Beasley and others say they are working to educate the U.S. public about the situation in Haiti, particularly the political context that led to Haiti’s extreme poverty.

“I think there are so many preconceived notions about Haiti that are negative and that need to be clarified,” he noted. “I think this earthquake has provided us an opportunity to not only talk about the disaster, but to tell the truth about Haiti, the historical reality around Haiti and why it happened to be the poorest country in the Western Hemisphere.”

Beasley argues the U.S. and other countries were threatened by the challenge to white supremacy the Haitian revolution in 1804 represented.

“In the U.S. at the time of the Haitian revolution, Thomas Jefferson was the president. He picked up the notion that these ‘black savages from Africa’ were able to overthrow the strongest army at the time, Napoleon Bonaparte of France,” Beasley said.

“That [challenge] was an idea the Western world was not willing to entertain. In the U.S. in 1804, we still had slavery for another 60 years and another 100 years in Brazil,” he said, adding, “I think the Haitian revolution transformed the world.”

“I’m 73 years old. I grew up on a plantation in Fayette County [Georgia]. We had no rights that white people had to respect. I was a person enslaved, and I read about the Haitian revolution as a boy when I was 10 years old,” Beasley said.

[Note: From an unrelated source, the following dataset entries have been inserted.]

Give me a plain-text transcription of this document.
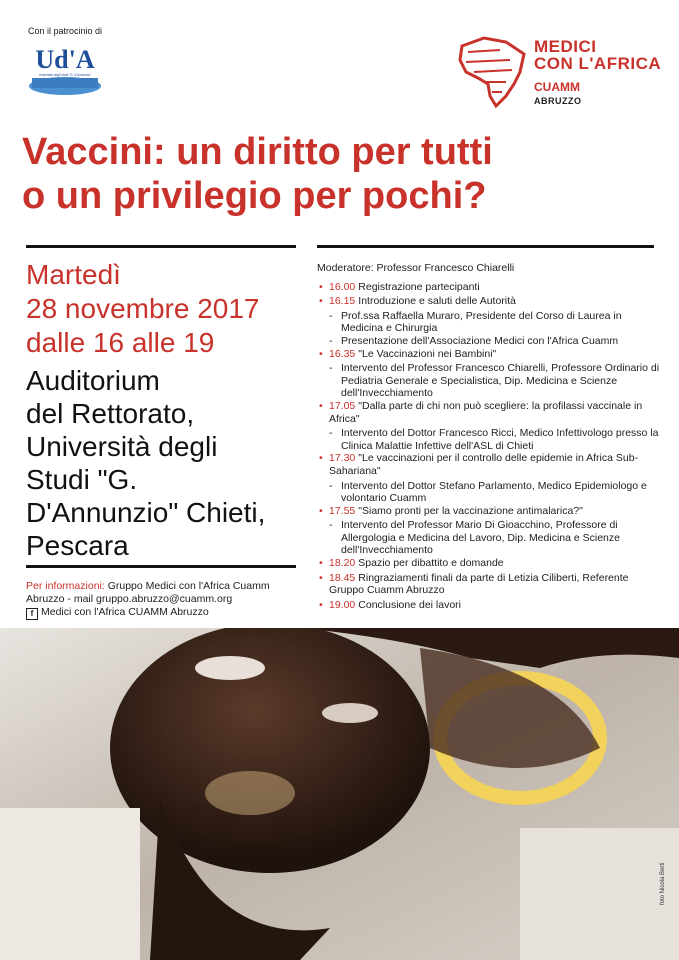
Con il patrocinio di
Ud'A
Università degli studi "G. d'Annunzio"
MEDICI
CON L'AFRICA
CUAMM
ABRUZZO
Vaccini: un diritto per tutti
o un privilegio per pochi?
Martedì
28 novembre 2017
dalle 16 alle 19
Auditorium
del Rettorato,
Università degli
Studi "G.
D'Annunzio" Chieti,
Pescara
Per informazioni: Gruppo Medici con l'Africa Cuamm
Abruzzo - mail gruppo.abruzzo@cuamm.org
f Medici con l'Africa CUAMM Abruzzo
Moderatore: Professor Francesco Chiarelli
• 16.00 Registrazione partecipanti
• 16.15 Introduzione e saluti delle Autorità
- Prof.ssa Raffaella Muraro, Presidente del Corso di Laurea in Medicina e Chirurgia
- Presentazione dell'Associazione Medici con l'Africa Cuamm
• 16.35 "Le Vaccinazioni nei Bambini"
- Intervento del Professor Francesco Chiarelli, Professore Ordinario di Pediatria Generale e Specialistica, Dip. Medicina e Scienze dell'Invecchiamento
• 17.05 "Dalla parte di chi non può scegliere: la profilassi vaccinale in Africa"
- Intervento del Dottor Francesco Ricci, Medico Infettivologo presso la Clinica Malattie Infettive dell'ASL di Chieti
• 17.30 "Le vaccinazioni per il controllo delle epidemie in Africa Sub-Sahariana"
- Intervento del Dottor Stefano Parlamento, Medico Epidemiologo e volontario Cuamm
• 17.55 "Siamo pronti per la vaccinazione antimalarica?"
- Intervento del Professor Mario Di Gioacchino, Professore di Allergologia e Medicina del Lavoro, Dip. Medicina e Scienze dell'Invecchiamento
• 18.20 Spazio per dibattito e domande
• 18.45 Ringraziamenti finali da parte di Letizia Ciliberti, Referente Gruppo Cuamm Abruzzo
• 19.00 Conclusione dei lavori
foto Nicola Berti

Some in the U.S. were shocked at recent reports that people in Haiti had resorted to eating dirt cookies, but Beasley noted that some Blacks in the U.S. South had done so as recently as the 1940s.

“We had to make [them] in Fayette County, we used to eat mud as a part of our [diet], so it isn’t unique to Haiti. I remember in Fayette County, there was white mud, with my mother, but we learned to like it. It was a supplement to our diet. I’ve eaten mud in Georgia right here,” he said.

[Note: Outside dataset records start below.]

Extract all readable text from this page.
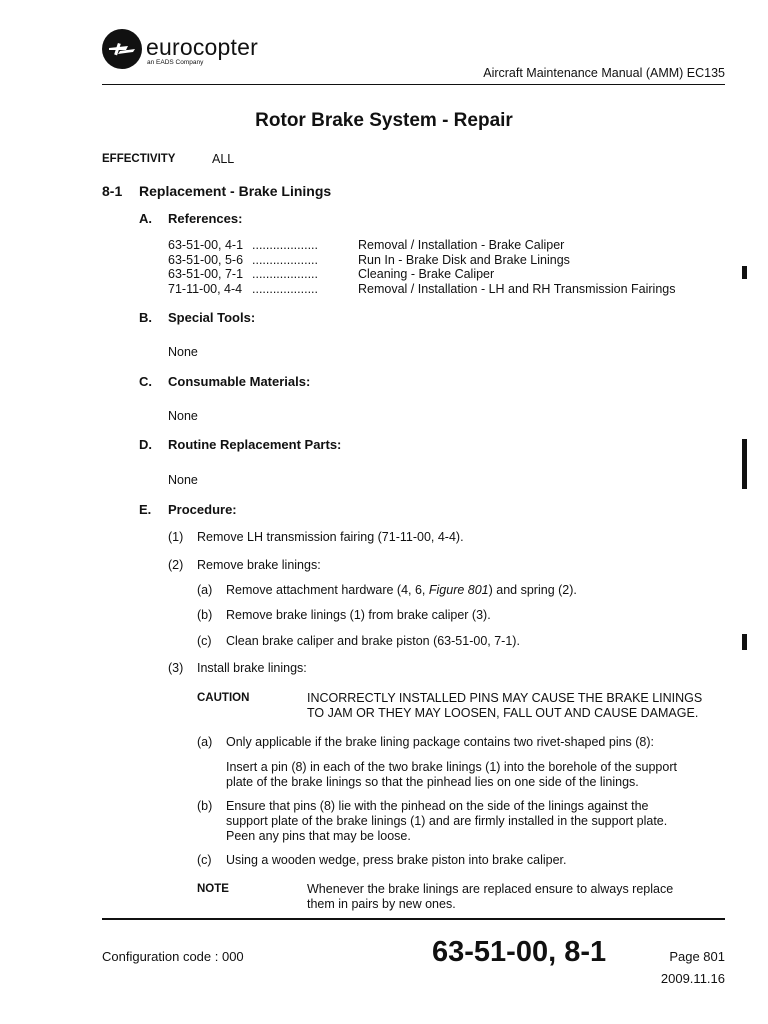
eurocopter
an EADS Company
Aircraft Maintenance Manual (AMM) EC135
Rotor Brake System - Repair
EFFECTIVITY	ALL
8-1 Replacement - Brake Linings
A. References:
63-51-00, 4-1 ...................	Removal / Installation - Brake Caliper
63-51-00, 5-6 ...................	Run In - Brake Disk and Brake Linings
63-51-00, 7-1 ...................	Cleaning - Brake Caliper
71-11-00, 4-4 ...................	Removal / Installation - LH and RH Transmission Fairings
B. Special Tools:
None
C. Consumable Materials:
None
D. Routine Replacement Parts:
None
E. Procedure:
(1) Remove LH transmission fairing (71-11-00, 4-4).
(2) Remove brake linings:
(a) Remove attachment hardware (4, 6, Figure 801) and spring (2).
(b) Remove brake linings (1) from brake caliper (3).
(c) Clean brake caliper and brake piston (63-51-00, 7-1).
(3) Install brake linings:
CAUTION	INCORRECTLY INSTALLED PINS MAY CAUSE THE BRAKE LININGS
TO JAM OR THEY MAY LOOSEN, FALL OUT AND CAUSE DAMAGE.
(a) Only applicable if the brake lining package contains two rivet-shaped pins (8):
Insert a pin (8) in each of the two brake linings (1) into the borehole of the support
plate of the brake linings so that the pinhead lies on one side of the linings.
(b) Ensure that pins (8) lie with the pinhead on the side of the linings against the
support plate of the brake linings (1) and are firmly installed in the support plate.
Peen any pins that may be loose.
(c) Using a wooden wedge, press brake piston into brake caliper.
NOTE	Whenever the brake linings are replaced ensure to always replace
them in pairs by new ones.
Configuration code : 000	63-51-00, 8-1	Page 801
2009.11.16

The Haitian revolution “gave me great inspiration that it didn’t have to be that way. That’s way before the Civil Rights Movement… that there could be some possibility, that we [Blacks] could have our dignity,” Beasley said.

“At one point [Haiti] was considered the Pearl of the Antilles, but now… it’s poorest because it has enemies in the world that have relegated Haiti to the sidelines of the community of nations,” he stated.

The delegation included Beasley, founder of African Ascension and southeastern director of the Rainbow/PUSH Coalition; McMillian, a Federal Aviation Administration employee assigned to African Ascension; Latron Price, vice chair of African Ascension and managing partner of Inertia Petroleum; Kevin Griffin, president of International Supplies and Construction (ISC) and the KG Group; Patrick Holbert, a videographer; and Roland Wilfong, CEO of Arkadis, Inc.

Some members of the delegation had ties to the U.S. government. For example, ISC supports U.S. coalition military forces and has completed over 4,000 contracts, according to a press release. Inertia Petroleum is a division of KG Group and the ISC.

However, Beasley said it was important to include the private sector in the relief effort.

“We need to rebuild Haiti and we need to include people with the expertise and the resources to do so,” he said. “We also understand that business people are also humanitarians.”

One of the delegation’s most urgent missions was to find children who had previously been living in an orphanage which was destroyed, and to provide the orphanage director with money, Beasley said.

“We had an orphanage in Haiti, we’ve been supporting over time… We communicated with the leader of the orphanage. One girl had her arm broken, but the rest had escaped without injury, they escaped out into the yard, into the court. But they were left homeless and in the streets of Port au Prince,” he said.

“We want to relocate the orphanage from Port-au-Prince to Papio, that’s a place where we built a church and a school and a health clinic,” Beasley said.